Public Release: 

Bird bacteria study reveals evolutionary arms race

University of Exeter

A study of a songbird and a bacterium that infects it has revealed how species in conflict evolve in response to each other.

University of Exeter researchers found North American house finches developed greater resistance to a bacterial pathogen (Mycoplasma gallisepticum) thereby pushing the pathogen to become more virulent.

This process - known as "host-pathogen coevolution" - is believed to play a key role in evolution, but until now evidence for it has been scarce. "Our results show how these competitors respond to each other over time," said Dr Camille Bonneaud, of the Centre for Ecology and Conservation on the University of Exeter's Penryn Campus in Cornwall.

"As the finches evolve better resistance to the pathogen, the pathogen becomes more potent to overcome these defences. "It is widely assumed that animals - including humans - coevolve with their infectious pathogens and become ever more resistant, but in fact most direct evidence for this comes from studies of bacteria and their viral pathogens.

"In this study we show how a pathogen can shape evolution in a vertebrate and how this has consequences for the pathogen."

The research, supported by universities in Alabama (Auburn University) and Arizona (Arizona State University), was made possible by differences in finch populations in these two US states. House finches in Arizona have not been exposed to Mycoplasma gallisepticum, while those in Alabama have been exposed to it for over 20 years.

Researchers found that exposure to the pathogen led to eye swelling in birds from both states, but that resistant Alabama birds were three times less likely to show symptoms that would lead to death in the wild.

Similarly, the pathogen evolved to become better able to infect and transmit as the birds became more resistant.
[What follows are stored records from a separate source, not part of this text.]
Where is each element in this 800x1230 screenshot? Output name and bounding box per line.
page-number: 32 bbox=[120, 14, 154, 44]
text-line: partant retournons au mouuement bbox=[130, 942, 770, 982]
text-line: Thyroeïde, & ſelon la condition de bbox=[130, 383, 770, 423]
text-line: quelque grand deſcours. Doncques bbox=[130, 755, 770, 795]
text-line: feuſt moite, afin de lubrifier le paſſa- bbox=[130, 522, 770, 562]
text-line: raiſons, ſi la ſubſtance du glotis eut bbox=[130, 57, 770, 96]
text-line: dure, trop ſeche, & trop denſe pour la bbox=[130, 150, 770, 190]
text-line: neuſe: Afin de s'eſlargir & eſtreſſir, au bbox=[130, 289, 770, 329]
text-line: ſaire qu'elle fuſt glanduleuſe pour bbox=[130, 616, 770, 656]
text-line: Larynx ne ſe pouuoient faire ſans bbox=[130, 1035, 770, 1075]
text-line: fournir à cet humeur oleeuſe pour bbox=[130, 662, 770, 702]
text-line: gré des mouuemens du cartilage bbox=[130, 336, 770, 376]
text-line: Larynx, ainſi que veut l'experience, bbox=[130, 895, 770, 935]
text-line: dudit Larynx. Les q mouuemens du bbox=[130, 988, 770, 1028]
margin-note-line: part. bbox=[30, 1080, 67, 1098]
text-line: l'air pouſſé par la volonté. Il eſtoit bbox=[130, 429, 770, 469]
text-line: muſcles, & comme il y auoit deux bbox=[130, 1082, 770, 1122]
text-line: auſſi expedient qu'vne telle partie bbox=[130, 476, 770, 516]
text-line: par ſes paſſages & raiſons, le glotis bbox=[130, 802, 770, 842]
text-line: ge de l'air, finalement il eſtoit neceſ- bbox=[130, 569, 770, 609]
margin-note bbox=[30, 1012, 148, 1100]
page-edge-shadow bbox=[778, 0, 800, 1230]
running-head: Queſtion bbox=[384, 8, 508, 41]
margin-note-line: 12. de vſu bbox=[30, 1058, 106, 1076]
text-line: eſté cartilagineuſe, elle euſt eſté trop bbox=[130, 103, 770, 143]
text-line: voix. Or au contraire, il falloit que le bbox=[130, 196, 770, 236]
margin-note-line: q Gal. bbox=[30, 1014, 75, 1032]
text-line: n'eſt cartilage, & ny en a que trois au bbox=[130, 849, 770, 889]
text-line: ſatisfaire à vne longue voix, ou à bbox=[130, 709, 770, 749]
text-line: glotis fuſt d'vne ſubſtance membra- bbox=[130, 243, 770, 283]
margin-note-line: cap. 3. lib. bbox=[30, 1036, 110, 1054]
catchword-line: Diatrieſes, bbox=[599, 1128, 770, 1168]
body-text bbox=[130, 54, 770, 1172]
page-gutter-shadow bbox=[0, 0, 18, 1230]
The findings have implications for our knowledge of diseases that affect humans.

Dr Bonneaud explained: "The Plague and more recently the pandemic of HIV are sobering reminders of the impacts that emerging infectious diseases can have on us. "We know that we can see the signature of such impacts on our genome.

"This study provides a direct demonstration that these outbreaks can shape our evolution and that how we respond will, in turn, shape the evolution of our infectious pathogens."

The paper, published in the journal Current Biology, is entitled: "Rapid antagonistic coevolution in an emerging pathogen and its vertebrate host."